The Country Girls
- First edition cover, showing Baba (left) and Cait (right)
- Author: Edna O'Brien
- Language: English
- Series: Country Girls trilogy
- Genre: Bildungsroman, feminist literature
- Set in: Western Ireland and Dublin, late 1950s
- Published: 1960 Hutchinson
- Publication place: London
- Media type: Hardcover 8vo
- Pages: 223
- ISBN: 0752881167
- OCLC: 3365816
- Dewey Decimal: 823.914
- LC Class: A439530
- Followed by: The Lonely Girl

= The Country Girls =

Trilogy of novels by Irish author Edna O'Brien

The Country Girls is a trilogy by Irish author Edna O'Brien. It consists of three novels: The Country Girls (1960), The Lonely Girl (1962), and Girls in Their Married Bliss (1964). The trilogy was re-released in 1986 in a single volume with a revised ending to Girls in Their Married Bliss and addition of an epilogue. The Country Girls, both the trilogy and the novel, is often credited with breaking silence on sexual matters and social issues during a repressive period in Ireland following World War II and was adapted into a 1983 film. All three novels were banned by the Irish censorship board and faced significant public disdain in Ireland.

==The Country Girls (1960)==

=== Plot synopsis ===
Caithleen "Cait/Kate" Brady and Bridget "Baba" Brennan are two young Irish country girls who have spent their childhood together. As they leave the safety of their convent school in search of life and love in the big city, they struggle to maintain their somewhat tumultuous relationship. Cait, dreamy and romantic, yearns for true love, while Baba just wants to experience the life of a single girl. Although they set out to conquer the world together, as their lives take unexpected turns, Cait and Baba must ultimately learn to find their own way.

===1983 film adaptation===
The novel was filmed in 1983 directed by Desmond Davis. It had a budget of £770,000.

== The Lonely Girl (1962) ==
In the Lonely Girl, Caithleen (Cait/Kate) and Bridget (Baba) move to Dublin. The novel tells the story of Kate's romance with a sophisticated older man.
Eventually, Kate becomes unhappy as Eugene does not share her Catholic religious beliefs, his friends do not regard Kate seriously, and he continues to correspond with his estranged wife, for whom he still has some feelings. Kate finally leaves Eugene and returns to Baba, who is packing to move to London and invites Kate to come along. Kate hopes that Eugene will come after her and ask her to return to him, but instead he sends word through Baba that their breakup is probably for the best. Sadly, Kate departs for London with Baba, where she gets over her heartbreak and meets "different people, different men".

Girl with Green Eyes is a 1964 British drama film, starring Rita Tushingham and Lynn Redgrave, that Edna O'Brien adapted from her own novel The Lonely Girl.

== Girls in Their Married Bliss (1964) ==
The third and final book of the trilogy, Girls in Their Married Bliss, begins in London several years after the end of The Lonely Girl.
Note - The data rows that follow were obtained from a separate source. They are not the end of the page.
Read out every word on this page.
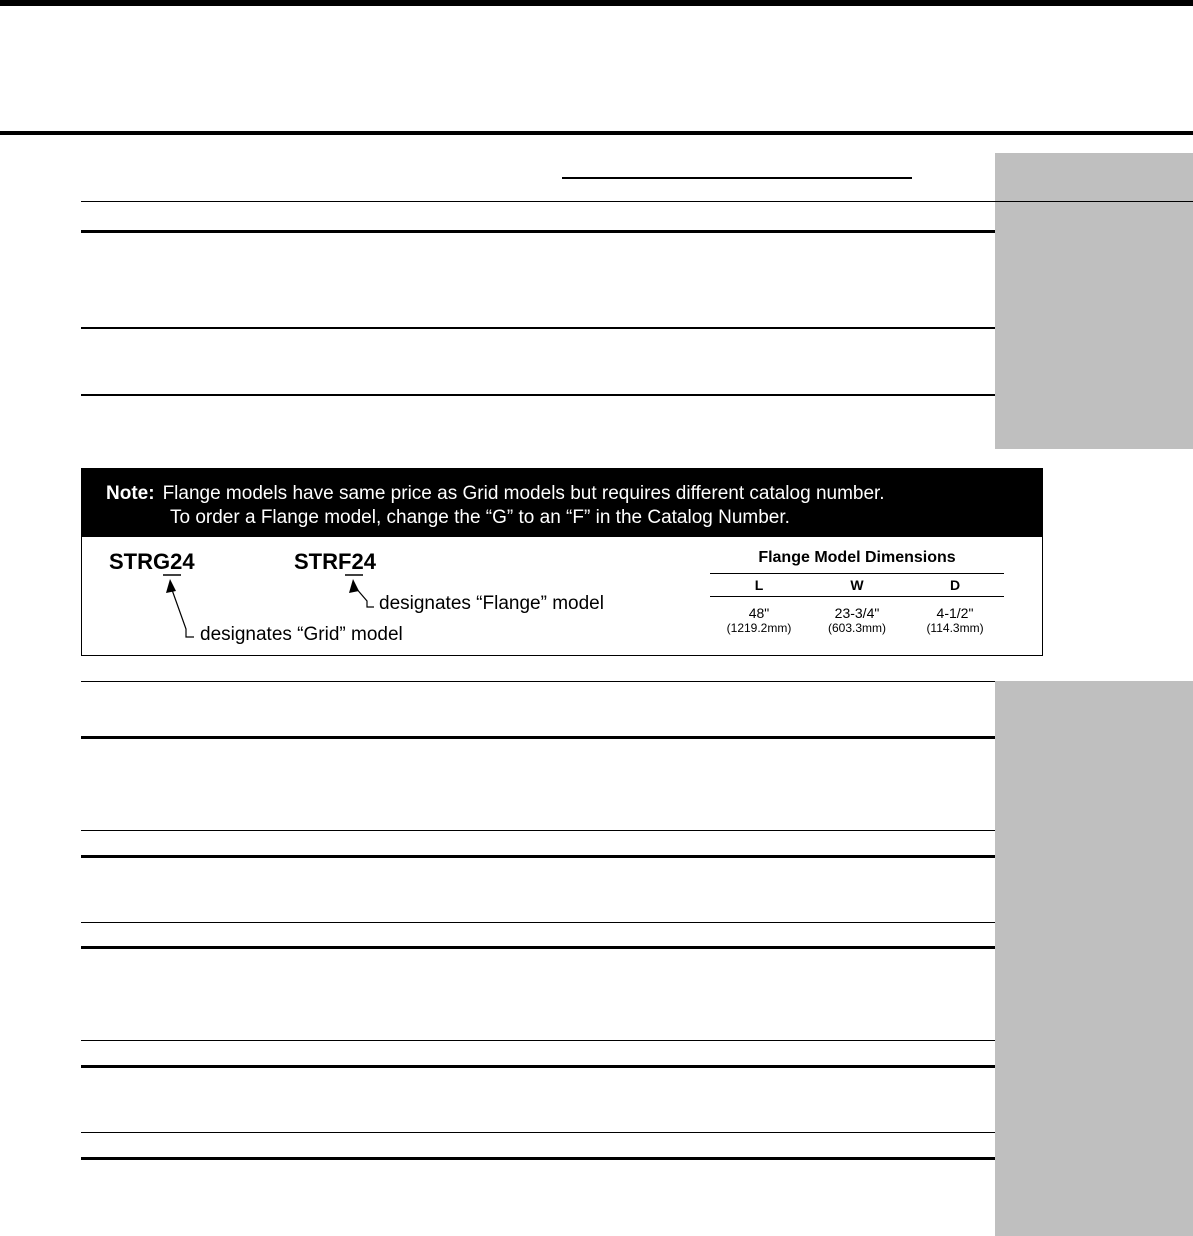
Note: Flange models have same price as Grid models but requires different catalog number.
To order a Flange model, change the “G” to an “F” in the Catalog Number.
STRG24	STRF24
designates “Grid” model
designates “Flange” model
Flange Model Dimensions
L
48"
(1219.2mm)
W
23-3/4"
(603.3mm)
D
4-1/2"
(114.3mm)
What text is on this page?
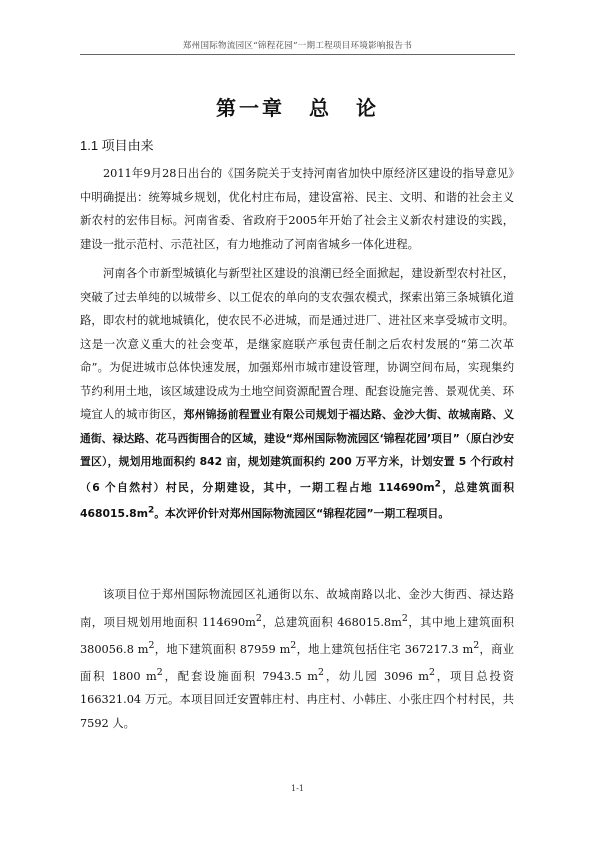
郑州国际物流园区“锦程花园”一期工程项目环境影响报告书
第一章 总 论
1.1 项目由来

2011年9月28日出台的《国务院关于支持河南省加快中原经济区建设的指导意见》中明确提出：统筹城乡规划，优化村庄布局，建设富裕、民主、文明、和谐的社会主义新农村的宏伟目标。河南省委、省政府于2005年开始了社会主义新农村建设的实践，建设一批示范村、示范社区，有力地推动了河南省城乡一体化进程。

河南各个市新型城镇化与新型社区建设的浪潮已经全面掀起，建设新型农村社区，突破了过去单纯的以城带乡、以工促农的单向的支农强农模式，探索出第三条城镇化道路，即农村的就地城镇化，使农民不必进城，而是通过进厂、进社区来享受城市文明。这是一次意义重大的社会变革，是继家庭联产承包责任制之后农村发展的“第二次革命”。为促进城市总体快速发展，加强郑州市城市建设管理，协调空间布局，实现集约节约利用土地，该区域建设成为土地空间资源配置合理、配套设施完善、景观优美、环境宜人的城市街区，郑州锦扬前程置业有限公司规划于福达路、金沙大街、故城南路、义通街、禄达路、花马西街围合的区域，建设“郑州国际物流园区‘锦程花园’项目”（原白沙安置区），规划用地面积约 842 亩，规划建筑面积约 200 万平方米，计划安置 5 个行政村（6 个自然村）村民，分期建设，其中，一期工程占地 $114690m^2$，总建筑面积 $468015.8m^2$。本次评价针对郑州国际物流园区“锦程花园”一期工程项目。

该项目位于郑州国际物流园区礼通街以东、故城南路以北、金沙大街西、禄达路南，项目规划用地面积 $114690m^2$，总建筑面积 $468015.8m^2$，其中地上建筑面积380056.8 $m^2$，地下建筑面积 87959 $m^2$，地上建筑包括住宅 367217.3 $m^2$，商业面积 1800 $m^2$，配套设施面积 7943.5 $m^2$，幼儿园 3096 $m^2$，项目总投资 166321.04 万元。本项目回迁安置韩庄村、冉庄村、小韩庄、小张庄四个村村民，共 7592 人。

1-1
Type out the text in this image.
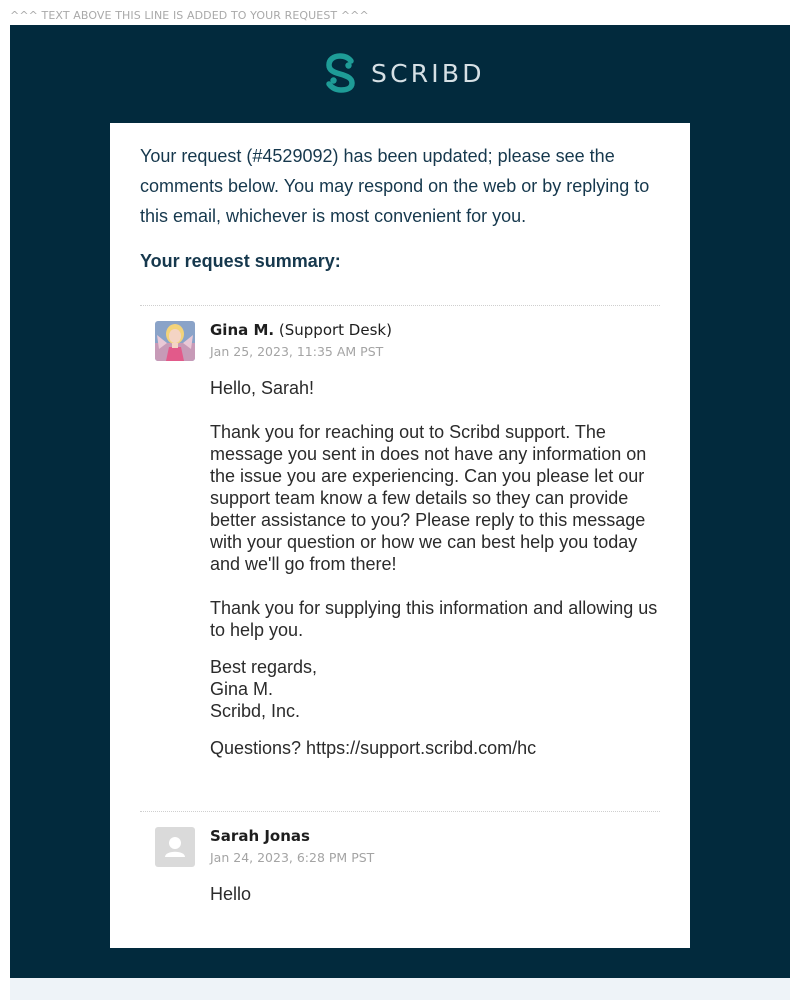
^^^ TEXT ABOVE THIS LINE IS ADDED TO YOUR REQUEST ^^^
SCRIBD

Your request (#4529092) has been updated; please see the comments below. You may respond on the web or by replying to this email, whichever is most convenient for you.

Your request summary:
Gina M. (Support Desk)
Jan 25, 2023, 11:35 AM PST
Hello, Sarah!
Thank you for reaching out to Scribd support. The message you sent in does not have any information on the issue you are experiencing. Can you please let our support team know a few details so they can provide better assistance to you? Please reply to this message with your question or how we can best help you today and we'll go from there!
Thank you for supplying this information and allowing us to help you.

Best regards,

Gina M.

Scribd, Inc.

Questions? https://support.scribd.com/hc
Sarah Jonas
Jan 24, 2023, 6:28 PM PST
Hello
It marks a significant shift in style from the first two books, as it is now narrated in part by Baba in the first person, while Kate's sections are narrated in the third person.

==Reception==
The Irish censorship board banned The Country Girls upon its publication, adding it to a list of over 1,600 books banned in Ireland under the Censorship of Publications Act, 1929.

The public response in Ireland was largely negative as a result of the sparse sexual imagery and national critique throughout the trilogy. Religious and political figures took particular offence. Archbishop McQuaid and then Minister for Justice, Charlie Haughey decided that "the book was filth and should not be allowed inside any decent home." The trilogy was reportedly subject to public book burnings, although doubt has been expressed as to whether such a burning took place in O'Brien's hometown, as she herself alleged.

The Irish response to the trilogy, and the trilogy's international success despite this reaction, are frequently cited as key moments in the history of female writers in Ireland. According to Irish novelist Anne Enright, "O'Brien is the great, the only, survivor of forces that silenced and destroyed who knows how many other Irish women writers, and her contradictions – her evasions even – must be regarded as salutary."

Writing in The Observer in 1960, Kingsley Amis said that The Country Girls deserved his "personal first-novel prize of the year". This comment was frequently interpreted as referring to a formal "Kingsley Amis Award", including by O'Brien's publishers, but no such literary prize exists. On 5 November 2019, BBC News included The Country Girls on its list of the 100 most influential novels.

==Analysis==
The novel is an exploration of the trials and tribulations of two friends set against the backdrop of 1950s Ireland, showing the influence of James Joyce in the humane attention to detail and thought and the rather lyrical prose of the narrator Cait.

The ending, wherein Cait is deceived by Mr Gentleman, can be considered as a call by O'Brien for a reconsideration of Catholic values in Irish society. O'Brien helped to launch a new generation of Irish writers more focused on the demands and values of society, such as Enright, Nuala O'Faolain and Colm Tóibín.